In 2005, big underdogs and battling injuries, the 5-5 Utes went down to Provo and knocked off the surging Cougars in overtime to salvage their season. A year later, with BYU much improved and having already locked up the Mountain West Conference championship, Utah again nearly upset the Cougars, though this time it was John Beck and Jonny Harline creating a bit of magic of their own.
Ultimately, if history is a template, this game will come down to potentially one or two plays and if that's the case, the Utes have just about as good of a shot at winning as the Cougars.
Just ask Brandon Burton.
The Utes' defense is very capable of delivering a Utah victory Saturday. They're talented, deep and experienced at certain spots, especially the defensive line.
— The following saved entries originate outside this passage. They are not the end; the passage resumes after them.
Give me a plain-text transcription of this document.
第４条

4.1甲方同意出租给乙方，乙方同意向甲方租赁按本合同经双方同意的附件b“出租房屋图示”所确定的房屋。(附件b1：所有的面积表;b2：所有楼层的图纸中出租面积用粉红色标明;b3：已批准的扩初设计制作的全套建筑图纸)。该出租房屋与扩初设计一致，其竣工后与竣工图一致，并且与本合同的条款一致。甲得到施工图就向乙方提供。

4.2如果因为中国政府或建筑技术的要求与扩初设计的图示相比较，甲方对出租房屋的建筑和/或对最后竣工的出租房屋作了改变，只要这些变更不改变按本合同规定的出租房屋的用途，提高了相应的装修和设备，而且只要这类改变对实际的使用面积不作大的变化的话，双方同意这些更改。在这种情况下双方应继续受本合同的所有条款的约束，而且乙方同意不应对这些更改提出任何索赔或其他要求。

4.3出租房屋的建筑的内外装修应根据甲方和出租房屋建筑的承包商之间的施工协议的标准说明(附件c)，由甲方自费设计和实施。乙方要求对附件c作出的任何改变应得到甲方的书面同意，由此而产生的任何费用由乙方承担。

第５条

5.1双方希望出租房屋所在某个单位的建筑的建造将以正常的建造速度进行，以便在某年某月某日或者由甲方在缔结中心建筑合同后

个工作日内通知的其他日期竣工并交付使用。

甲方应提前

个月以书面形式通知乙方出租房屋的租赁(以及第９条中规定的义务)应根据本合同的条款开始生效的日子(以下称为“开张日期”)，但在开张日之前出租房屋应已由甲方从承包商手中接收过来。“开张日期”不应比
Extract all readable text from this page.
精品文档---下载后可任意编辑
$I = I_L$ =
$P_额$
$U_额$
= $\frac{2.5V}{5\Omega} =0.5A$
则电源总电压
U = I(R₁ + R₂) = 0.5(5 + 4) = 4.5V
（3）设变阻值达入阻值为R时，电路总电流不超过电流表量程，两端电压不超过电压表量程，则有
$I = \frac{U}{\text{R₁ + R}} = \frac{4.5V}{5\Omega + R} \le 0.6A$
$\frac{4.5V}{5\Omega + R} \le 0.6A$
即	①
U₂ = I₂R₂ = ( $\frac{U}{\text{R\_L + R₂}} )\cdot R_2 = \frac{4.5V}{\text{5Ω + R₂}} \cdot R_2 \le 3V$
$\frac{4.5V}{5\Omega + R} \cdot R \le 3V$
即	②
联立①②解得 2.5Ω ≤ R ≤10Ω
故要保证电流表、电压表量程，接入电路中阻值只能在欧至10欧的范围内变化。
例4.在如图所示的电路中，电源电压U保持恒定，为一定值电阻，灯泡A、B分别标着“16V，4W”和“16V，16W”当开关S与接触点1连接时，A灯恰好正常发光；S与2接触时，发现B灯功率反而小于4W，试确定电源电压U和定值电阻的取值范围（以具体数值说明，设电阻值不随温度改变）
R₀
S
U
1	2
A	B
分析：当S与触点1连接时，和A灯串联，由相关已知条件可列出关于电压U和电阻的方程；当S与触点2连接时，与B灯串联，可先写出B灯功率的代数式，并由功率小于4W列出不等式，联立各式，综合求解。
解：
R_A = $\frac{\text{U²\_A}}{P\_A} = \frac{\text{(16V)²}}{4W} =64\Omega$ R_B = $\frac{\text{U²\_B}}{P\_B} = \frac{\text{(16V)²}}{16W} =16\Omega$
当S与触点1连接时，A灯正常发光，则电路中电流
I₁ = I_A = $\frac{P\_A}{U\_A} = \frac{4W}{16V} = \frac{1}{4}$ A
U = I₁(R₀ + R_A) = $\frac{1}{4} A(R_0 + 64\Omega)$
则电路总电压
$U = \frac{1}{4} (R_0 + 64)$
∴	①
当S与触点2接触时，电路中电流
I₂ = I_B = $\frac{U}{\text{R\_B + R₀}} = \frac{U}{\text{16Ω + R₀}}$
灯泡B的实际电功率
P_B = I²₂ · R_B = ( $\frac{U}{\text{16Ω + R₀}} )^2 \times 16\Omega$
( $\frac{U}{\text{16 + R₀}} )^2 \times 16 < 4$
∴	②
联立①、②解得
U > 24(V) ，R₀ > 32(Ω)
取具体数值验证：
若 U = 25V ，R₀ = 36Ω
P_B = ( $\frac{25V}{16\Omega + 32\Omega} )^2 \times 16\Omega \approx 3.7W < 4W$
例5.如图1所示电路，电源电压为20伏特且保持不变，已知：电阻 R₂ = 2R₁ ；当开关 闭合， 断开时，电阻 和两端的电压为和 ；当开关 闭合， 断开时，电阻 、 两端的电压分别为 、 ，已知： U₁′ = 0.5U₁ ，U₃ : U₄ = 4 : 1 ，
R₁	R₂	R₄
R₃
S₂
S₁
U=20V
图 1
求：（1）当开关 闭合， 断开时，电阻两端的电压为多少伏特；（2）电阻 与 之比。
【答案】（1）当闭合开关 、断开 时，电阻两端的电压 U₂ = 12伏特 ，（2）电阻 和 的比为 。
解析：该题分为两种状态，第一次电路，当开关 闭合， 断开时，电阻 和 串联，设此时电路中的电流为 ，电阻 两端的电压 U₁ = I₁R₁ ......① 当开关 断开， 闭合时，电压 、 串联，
BYU's offensive line has had some issues already this season, and that could prove costly in a game like this.
Riley Nelson is a good quarterback, but how he handles the pressure of an imposing defensive line might dictate the overall outcome. He's a scrambler, and that certainly can have its benefits, but if the Utes take that away from him -- forcing him to throw instead of run -- it could make things difficult for BYU.
In the past ten years, Utah has only lost once to BYU at home: 2006. While home-field advantage isn't always a hint to the outcome, the Utes, wounded as they are, could be lifted by a mostly partisan crowd of 45,000 red-clad faithful.
The addition of a wild student section, and Utah's history of having a tough home environment, might give them the edge they're looking for in this one.
Utah has to fight if they want to save their season, and it begins this weekend. They are not going to be intimidated by the Cougars, but more importantly, they very well could enter this game with a laser-like focus. They're battered, but they're not out. And what better way to get things back on the right track than defeating your arch-nemesis?
Utah very well could come out swinging, and there is nothing more dangerous than a team looking for a fight.